I really like some of the choices the authors made. A lot of
GNU/Linux ’administration’ books focus on GUI
tools—I’ve seen some which don’t even bother
addressing the command line! I’ve long said that if one
isn’t intimately familiar with the shell—if one cannot get
one’s job done with it—then one isn’t really a
sysadmin. Linux System Administration approaches nearly everything from
the CLI, right from the get-go. Kudos!
The authors also deserve praise for showing, early on, how to replace
Sendmail with Postfix. In 2007, there’s very, very
little reason to use Sendmail: unless you know why you need it, you almost
certainly don’t. Postfix is more stable and far more secure.
Another nice thing is how many alternatives are showcased: Xen &
VMware; Debian, Fedora & Xandros; CIFS/SMB & NFS; shell, Perl,
PHP & Python and so forth. One really great advantage of Unix in
general and GNU/Linux in particular is choice—it’s good to
see a reference work which implicitly acknowledges that.

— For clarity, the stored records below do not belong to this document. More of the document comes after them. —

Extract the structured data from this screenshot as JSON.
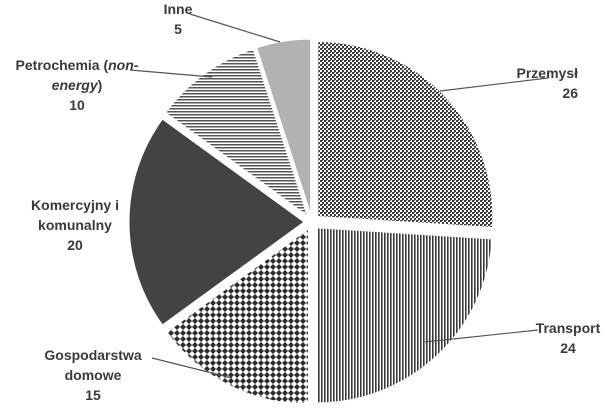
{
  "chart_data": {
    "type": "pie",
    "slices": [
      {
        "label": "Przemysł",
        "value": 26,
        "label_html": "Przemysł",
        "color": "#4a4a4a",
        "pattern": "dots-dense"
      },
      {
        "label": "Transport",
        "value": 24,
        "label_html": "Transport",
        "color": "#5a5a5a",
        "pattern": "vertical-lines"
      },
      {
        "label": "Gospodarstwa domowe",
        "value": 15,
        "label_lines": [
          "Gospodarstwa",
          "domowe"
        ],
        "color": "#4a4a4a",
        "pattern": "checker"
      },
      {
        "label": "Komercyjny i komunalny",
        "value": 20,
        "label_lines": [
          "Komercyjny i",
          "komunalny"
        ],
        "color": "#444444",
        "pattern": "solid"
      },
      {
        "label": "Petrochemia (non-energy)",
        "value": 10,
        "label_lines": [
          "Petrochemia (non-",
          "energy)"
        ],
        "color": "#777777",
        "pattern": "horizontal-lines"
      },
      {
        "label": "Inne",
        "value": 5,
        "label_lines": [
          "Inne"
        ],
        "color": "#b3b3b3",
        "pattern": "solid-light"
      }
    ],
    "start_angle_deg": 0,
    "direction": "clockwise",
    "exploded": true
  }
}
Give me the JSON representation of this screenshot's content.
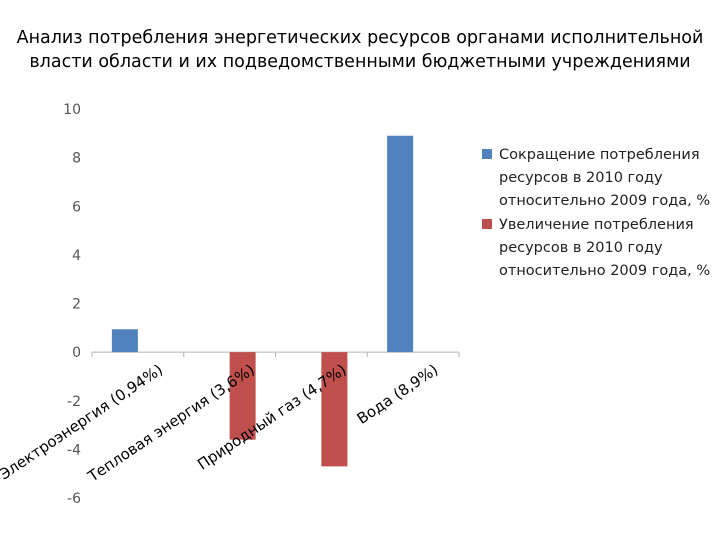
{
  "title_line1": "Анализ потребления энергетических ресурсов органами исполнительной",
  "title_line2": "власти области и их подведомственными бюджетными учреждениями",
  "chart_data": {
    "type": "bar",
    "categories": [
      "Электроэнергия (0,94%)",
      "Тепловая энергия (3,6%)",
      "Природный газ (4,7%)",
      "Вода (8,9%)"
    ],
    "series": [
      {
        "name": "Сокращение потребления ресурсов в 2010 году относительно 2009 года, %",
        "name_lines": [
          "Сокращение потребления",
          "ресурсов в 2010 году",
          "относительно 2009 года, %"
        ],
        "color": "#4F81BD",
        "values": [
          0.94,
          null,
          null,
          8.9
        ]
      },
      {
        "name": "Увеличение потребления ресурсов в 2010 году относительно 2009 года, %",
        "name_lines": [
          "Увеличение потребления",
          "ресурсов в 2010 году",
          "относительно 2009 года, %"
        ],
        "color": "#C0504D",
        "values": [
          null,
          -3.6,
          -4.7,
          null
        ]
      }
    ],
    "y_ticks": [
      10,
      8,
      6,
      4,
      2,
      0,
      -2,
      -4,
      -6
    ],
    "ylim": [
      -6,
      10
    ],
    "grid": false,
    "legend_position": "right"
  }
}
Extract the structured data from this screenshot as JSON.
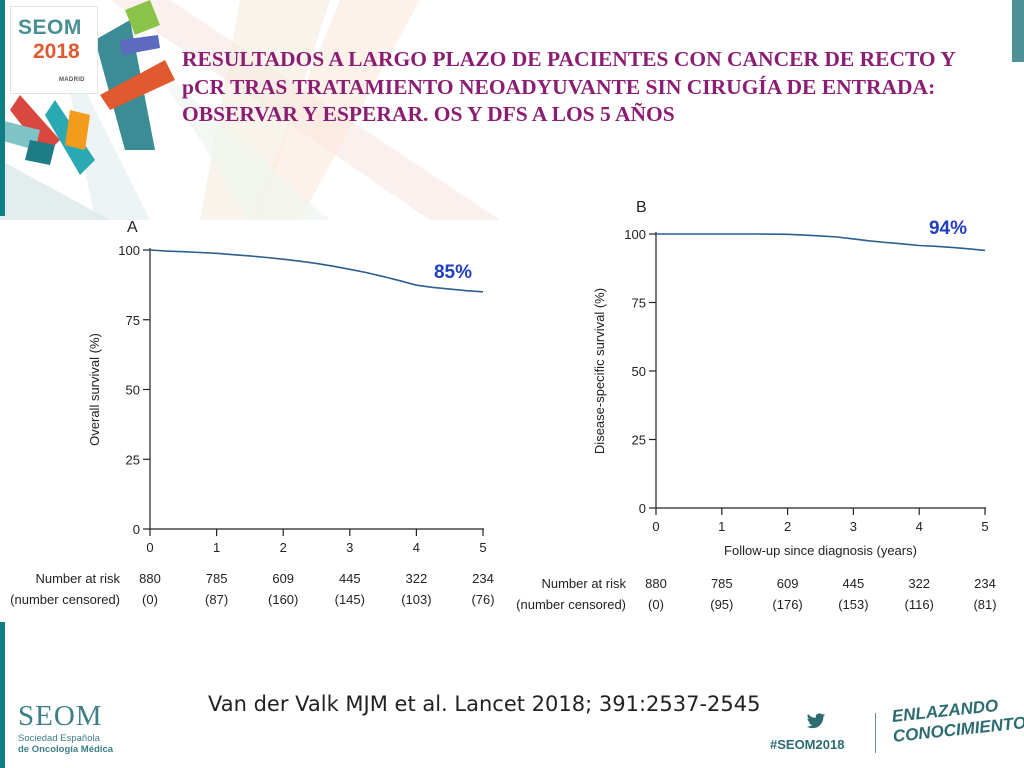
{
  "header": {
    "logo_seom": "SEOM",
    "logo_year": "2018",
    "logo_city": "MADRID",
    "title": "RESULTADOS A LARGO PLAZO DE PACIENTES CON CANCER DE RECTO Y pCR TRAS TRATAMIENTO NEOADYUVANTE SIN CIRUGÍA DE ENTRADA: OBSERVAR Y ESPERAR. OS Y DFS A LOS 5 AÑOS"
  },
  "colors": {
    "title": "#8b1e73",
    "curve": "#2b5f8f",
    "annotation": "#1f3fbf",
    "brand": "#3e7f86"
  },
  "chart_data": [
    {
      "type": "line",
      "panel_label": "A",
      "ylabel": "Overall survival (%)",
      "xlabel": "",
      "xlim": [
        0,
        5
      ],
      "ylim": [
        0,
        100
      ],
      "xticks": [
        0,
        1,
        2,
        3,
        4,
        5
      ],
      "yticks": [
        0,
        25,
        50,
        75,
        100
      ],
      "series": [
        {
          "x": [
            0,
            0.25,
            0.5,
            0.75,
            1.0,
            1.25,
            1.5,
            1.75,
            2.0,
            2.25,
            2.5,
            2.75,
            3.0,
            3.25,
            3.5,
            3.75,
            4.0,
            4.25,
            4.5,
            4.75,
            5.0
          ],
          "y": [
            100,
            99.6,
            99.4,
            99.1,
            98.8,
            98.3,
            97.9,
            97.3,
            96.7,
            96.0,
            95.2,
            94.2,
            93.1,
            91.9,
            90.5,
            89.0,
            87.4,
            86.6,
            86.0,
            85.4,
            85.0
          ]
        }
      ],
      "annotation": "85%",
      "risk_table": {
        "row1_label": "Number at risk",
        "row2_label": "(number censored)",
        "at_risk": [
          "880",
          "785",
          "609",
          "445",
          "322",
          "234"
        ],
        "censored": [
          "(0)",
          "(87)",
          "(160)",
          "(145)",
          "(103)",
          "(76)"
        ]
      }
    },
    {
      "type": "line",
      "panel_label": "B",
      "ylabel": "Disease-specific survival (%)",
      "xlabel": "Follow-up since diagnosis (years)",
      "xlim": [
        0,
        5
      ],
      "ylim": [
        0,
        100
      ],
      "xticks": [
        0,
        1,
        2,
        3,
        4,
        5
      ],
      "yticks": [
        0,
        25,
        50,
        75,
        100
      ],
      "series": [
        {
          "x": [
            0,
            0.5,
            1.0,
            1.5,
            2.0,
            2.25,
            2.5,
            2.75,
            3.0,
            3.25,
            3.5,
            3.75,
            4.0,
            4.25,
            4.5,
            4.75,
            5.0
          ],
          "y": [
            100,
            100,
            100,
            100,
            99.9,
            99.6,
            99.3,
            98.9,
            98.2,
            97.5,
            96.9,
            96.4,
            95.8,
            95.5,
            95.1,
            94.6,
            94.0
          ]
        }
      ],
      "annotation": "94%",
      "risk_table": {
        "row1_label": "Number at risk",
        "row2_label": "(number censored)",
        "at_risk": [
          "880",
          "785",
          "609",
          "445",
          "322",
          "234"
        ],
        "censored": [
          "(0)",
          "(95)",
          "(176)",
          "(153)",
          "(116)",
          "(81)"
        ]
      }
    }
  ],
  "footer": {
    "citation": "Van der Valk MJM et al. Lancet 2018; 391:2537-2545",
    "seom": "SEOM",
    "seom_sub1": "Sociedad Española",
    "seom_sub2": "de Oncología Médica",
    "twitter_icon": "twitter-bird-icon",
    "hashtag": "#SEOM2018",
    "tagline_1": "ENLAZANDO",
    "tagline_2": "CONOCIMIENTO"
  }
}
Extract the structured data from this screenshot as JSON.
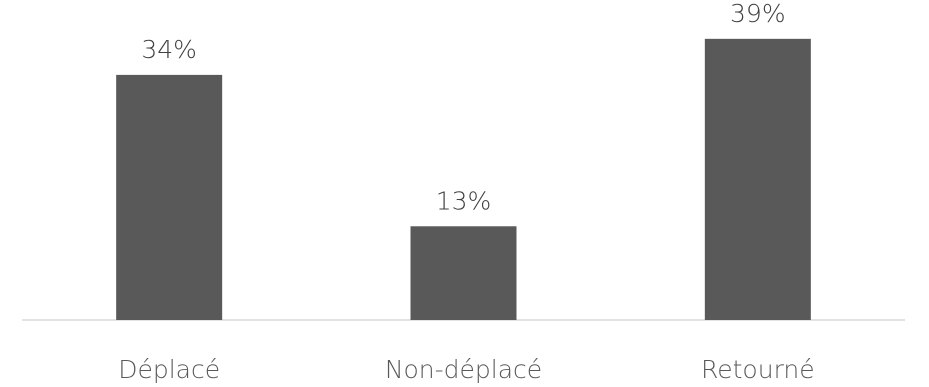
{
  "chart_data": {
    "type": "bar",
    "categories": [
      "Déplacé",
      "Non-déplacé",
      "Retourné"
    ],
    "values": [
      34,
      13,
      39
    ],
    "value_labels": [
      "34%",
      "13%",
      "39%"
    ],
    "title": "",
    "xlabel": "",
    "ylabel": "",
    "ylim": [
      0,
      43
    ],
    "grid": false,
    "legend": "none",
    "bar_color": "#595959",
    "axis_color": "#d9d9d9"
  }
}
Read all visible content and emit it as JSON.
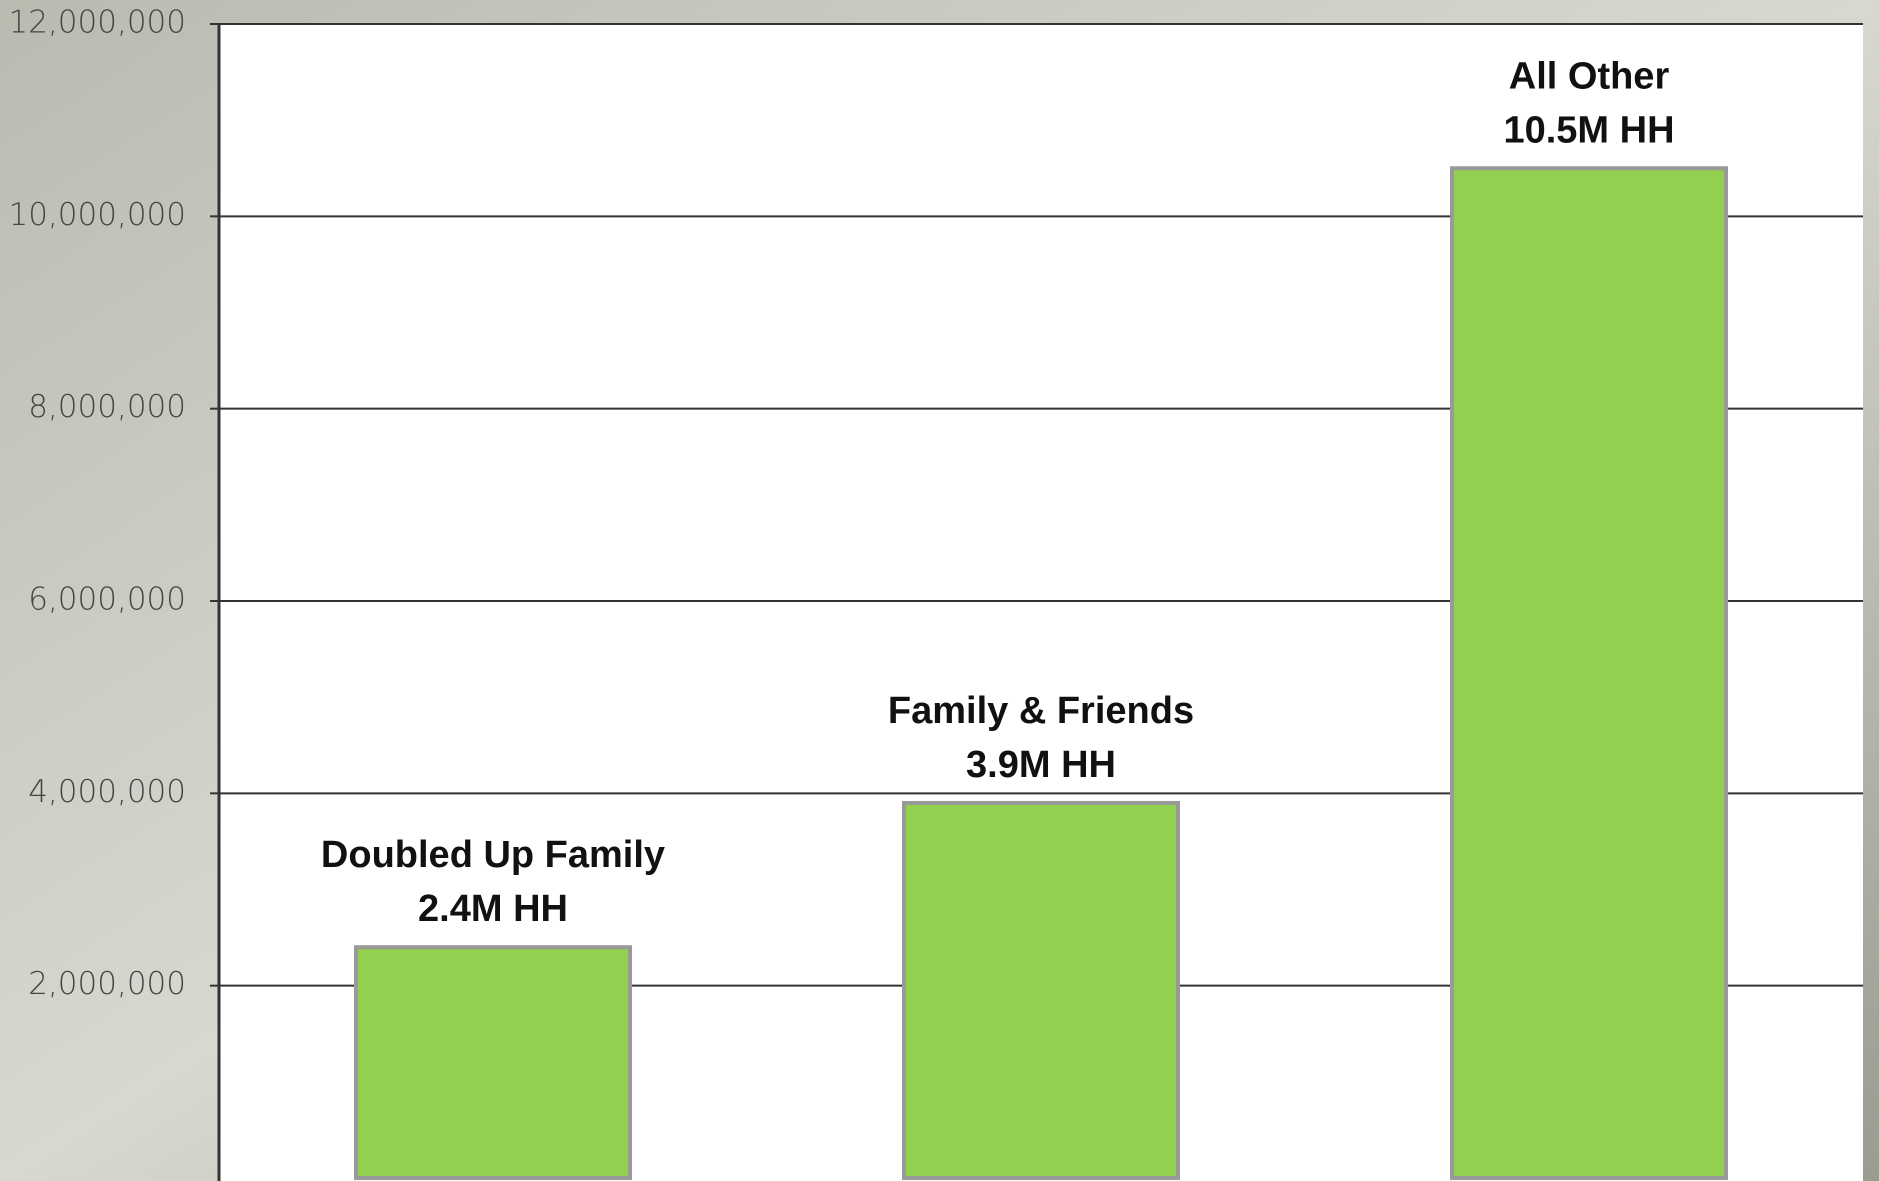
{
  "chart_data": {
    "type": "bar",
    "categories": [
      "Doubled Up Family",
      "Family & Friends",
      "All Other"
    ],
    "values": [
      2400000,
      3900000,
      10500000
    ],
    "value_labels": [
      "2.4M HH",
      "3.9M HH",
      "10.5M HH"
    ],
    "color": "#92d050",
    "ylim": [
      0,
      12000000
    ],
    "yticks": [
      {
        "value": 2000000,
        "label": "2,000,000"
      },
      {
        "value": 4000000,
        "label": "4,000,000"
      },
      {
        "value": 6000000,
        "label": "6,000,000"
      },
      {
        "value": 8000000,
        "label": "8,000,000"
      },
      {
        "value": 10000000,
        "label": "10,000,000"
      },
      {
        "value": 12000000,
        "label": "12,000,000"
      }
    ],
    "grid": true
  }
}
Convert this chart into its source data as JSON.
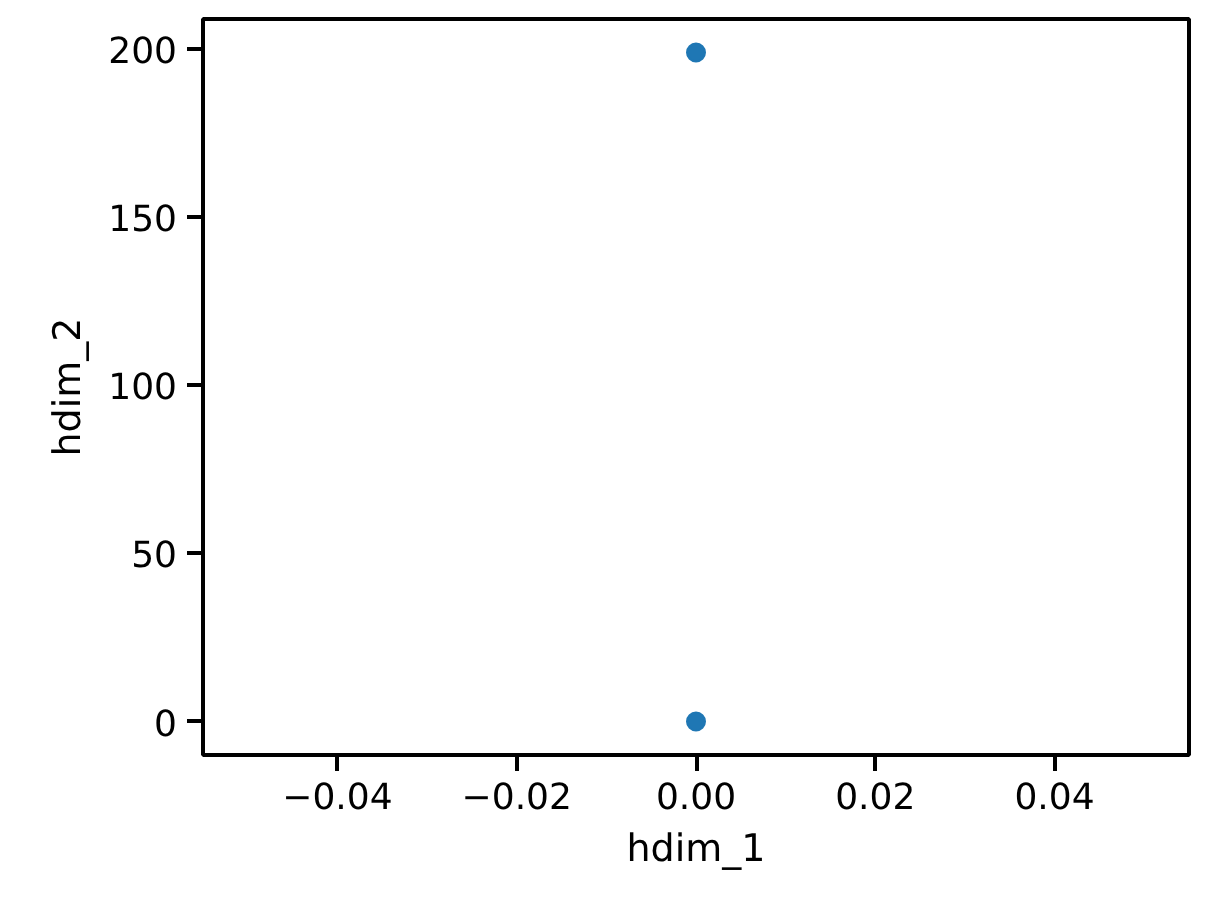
{
  "chart_data": {
    "type": "scatter",
    "xlabel": "hdim_1",
    "ylabel": "hdim_2",
    "x": [
      0,
      0
    ],
    "series": [
      {
        "color": "#1f77b4",
        "values": [
          0,
          199
        ]
      }
    ],
    "xlim": [
      -0.055,
      0.055
    ],
    "xticks": [
      {
        "value": -0.04,
        "label": "−0.04"
      },
      {
        "value": -0.02,
        "label": "−0.02"
      },
      {
        "value": 0,
        "label": "0.00"
      },
      {
        "value": 0.02,
        "label": "0.02"
      },
      {
        "value": 0.04,
        "label": "0.04"
      }
    ],
    "ylim": [
      -9.95,
      208.95
    ],
    "yticks": [
      0,
      50,
      100,
      150,
      200
    ],
    "marker": "circle",
    "grid": false
  }
}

The authors are also pretty good about calling out common
pitfalls—several got me, once upon a time. It’d have been
nice to have had a book like this when I was cutting my
teeth…
Lastly, I liked that the authors & their editor weren’t
afraid to refer readers to books from other publishers, in addition to
O’Reilly’s (uniformly excellent) offerings. Not all
publishers would be so forthright; O’Reilly merits recognition for
their openness.
The book’s not quite perfect, though. I wish that PostgreSQL
had at least been mentioned as a more powerful, more stable (and often
faster in practice) alternative to MySQL, and one doesn’t actually
need to register a domain in order to set up static IP addressing.
Still, these are pretty minor quibbles.
I’d say that the ideal audience for this book is a
small-to-medium business admin who’d like to start using Linux, or
who already is but doesn’t really feel confident yet. It covers
enough categories that at least a few are likely to be relevant. Even
an experienced admin will probably find some useful stuff in here.